Recently, Yang et al. (2020) demonstrated that ischemic preconditioning by transient MCAO provides long-lasting neuroprotection against subsequent ischemic stroke through the activation of the master gatekeeper of antioxidant defenses, which is nuclear factor erythroid 2-related factor 2 (Nrf2). Ischemic preconditioning is an interesting strategy for protecting neurons by inducing ischemic tolerance in the brain (Hirayama et al. 2015). Therefore, long-lasting neuroprotection, such as ischemic preconditioning, would be more clinically meaningful. However, such prophylactic treatments may be harmful and have poor feasibility for patients; therefore, safer and more feasible treatments have been sought. Generally, it is important that regular physical exercise continues to be done daily to allow it to exert its beneficial effects on brain health and cognitive function, especially in patients with neurological diseases such as Alzheimer’s disease (Nakanishi et al. 2021). Therefore, although preconditioning exercise may provide short-lasting neuroprotection that wanes after a decrease in the expression of intrinsic protective factors after exercise cessation, preconditioning exercise-induced neuroprotective effects would be clinically meaningful. In the clinical setting, our findings of short-lasting beneficial effects of prophylactic preconditioning exercise may be useful for patient education regarding brain health promotion or rehabilitation.

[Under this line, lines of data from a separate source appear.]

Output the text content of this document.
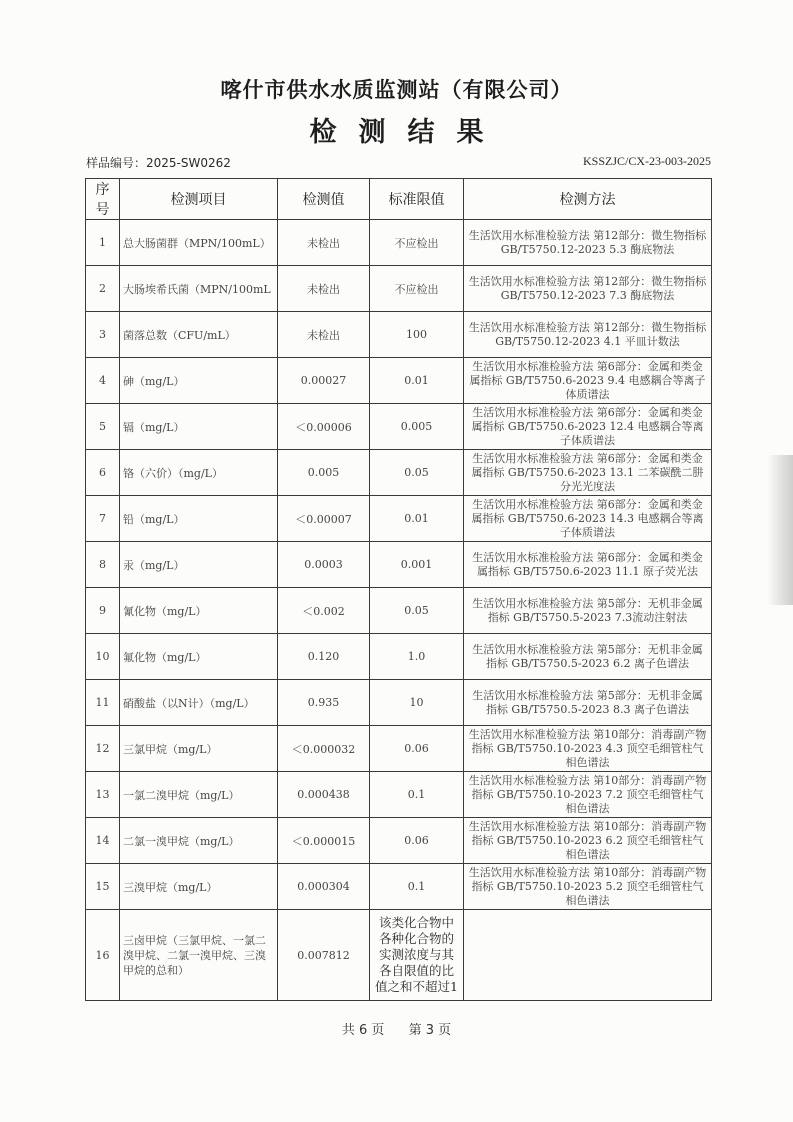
喀什市供水水质监测站（有限公司）
检测结果
样品编号：2025-SW0262	KSSZJC/CX-23-003-2025
序号	检测项目	检测值	标准限值	检测方法
1	总大肠菌群（MPN/100mL）	未检出	不应检出	生活饮用水标准检验方法 第12部分：微生物指标 GB/T5750.12-2023 5.3 酶底物法
2	大肠埃希氏菌（MPN/100mL	未检出	不应检出	生活饮用水标准检验方法 第12部分：微生物指标 GB/T5750.12-2023 7.3 酶底物法
3	菌落总数（CFU/mL）	未检出	100	生活饮用水标准检验方法 第12部分：微生物指标GB/T5750.12-2023 4.1 平皿计数法
4	砷（mg/L）	0.00027	0.01	生活饮用水标准检验方法 第6部分：金属和类金属指标 GB/T5750.6-2023 9.4 电感耦合等离子体质谱法
5	镉（mg/L）	＜0.00006	0.005	生活饮用水标准检验方法 第6部分：金属和类金属指标 GB/T5750.6-2023 12.4 电感耦合等离子体质谱法
6	铬（六价）（mg/L）	0.005	0.05	生活饮用水标准检验方法 第6部分：金属和类金属指标 GB/T5750.6-2023 13.1 二苯碳酰二肼分光光度法
7	铅（mg/L）	＜0.00007	0.01	生活饮用水标准检验方法 第6部分：金属和类金属指标 GB/T5750.6-2023 14.3 电感耦合等离子体质谱法
8	汞（mg/L）	0.0003	0.001	生活饮用水标准检验方法 第6部分：金属和类金属指标 GB/T5750.6-2023 11.1 原子荧光法
9	氰化物（mg/L）	＜0.002	0.05	生活饮用水标准检验方法 第5部分：无机非金属指标 GB/T5750.5-2023 7.3流动注射法
10	氟化物（mg/L）	0.120	1.0	生活饮用水标准检验方法 第5部分：无机非金属指标 GB/T5750.5-2023 6.2 离子色谱法
11	硝酸盐（以N计）（mg/L）	0.935	10	生活饮用水标准检验方法 第5部分：无机非金属指标 GB/T5750.5-2023 8.3 离子色谱法
12	三氯甲烷（mg/L）	＜0.000032	0.06	生活饮用水标准检验方法 第10部分：消毒副产物指标 GB/T5750.10-2023 4.3 顶空毛细管柱气相色谱法
13	一氯二溴甲烷（mg/L）	0.000438	0.1	生活饮用水标准检验方法 第10部分：消毒副产物指标 GB/T5750.10-2023 7.2 顶空毛细管柱气相色谱法
14	二氯一溴甲烷（mg/L）	＜0.000015	0.06	生活饮用水标准检验方法 第10部分：消毒副产物指标 GB/T5750.10-2023 6.2 顶空毛细管柱气相色谱法
15	三溴甲烷（mg/L）	0.000304	0.1	生活饮用水标准检验方法 第10部分：消毒副产物指标 GB/T5750.10-2023 5.2 顶空毛细管柱气相色谱法
16	三卤甲烷（三氯甲烷、一氯二溴甲烷、二氯一溴甲烷、三溴甲烷的总和）	0.007812	该类化合物中各种化合物的实测浓度与其各自限值的比值之和不超过1	
共 6 页 第 3 页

Our study has some limitations. First, the adaptations that accompany exercise training are dependent on factors such as intensity, frequency, and duration of physical activity. In animal studies, exercise intensity and frequency prior to ischemia may be important contributing factors for stroke outcomes in rats (Terashi et al. 2019). A period of at least 2 or 3 weeks of moderate- or high-intensity exercise prior to ischemia is necessary to induce brain ischemic tolerance (Zhang et al. 2011; Sakakima. 2019), with a frequency of at least three times per week (Terashi et al. 2019). However, the duration of preconditioning exercise may be an important factor that exerts neuroprotective effects after detraining. Further studies are needed to examine the relationship between the factors of preconditioning exercise and detraining with neuroprotective potential. Second, this study focused on the upregulation of the protein levels of BDNF and HIF-1α, as well as the apoptotic activity in the ischemic brain during detraining. However, the mechanisms through which preconditioning exercise could protect the brain are vary (Di Raimondo et al. 2020). Therefore, further studies are needed to clarify preconditioning exercise-induced neuroprotective mechanisms such as multiple factors (i.e., IGF-1 and VEGF). Third, immunohistochemical analysis was performed on the motor cortex surrounding the lesions. However, we performed western blotting analysis in the ipsilateral brain, and included both ischemic and non-ischemic areas because we did not discriminate between ischemic and non-ischemic areas. Fourth, we used a small sample size in each group to minimize the number of animals used. Despite these limitations, this study demonstrated that 3 weeks of preconditioning exercise-induced neuroprotective effects might be completely lost after 3 weeks of detraining. In addition, our findings suggested that the enhancement of BDNF induction was lost in the early stage of detraining; however, enhancement of astrocyte-derived HIF-1α involved in the P2X7 receptor lasted for a long period during detraining.

Conclusion

The neuroprotective potentials due to 3-week preconditioning exercise-induced brain tolerance may be lost in a similar time period after exercise cessation. The present study demonstrated one of the underlying endogenous neuroprotective mechanisms of detraining after preconditioning exercise. Neuroprotection through intrinsic protective factors such as BDNF and HIF-1α may exert different neuroprotective mechanisms in a time-dependent manner. Our findings provide insight for further studies on the effects of preconditioning exercise training and detraining for human brain health promotion.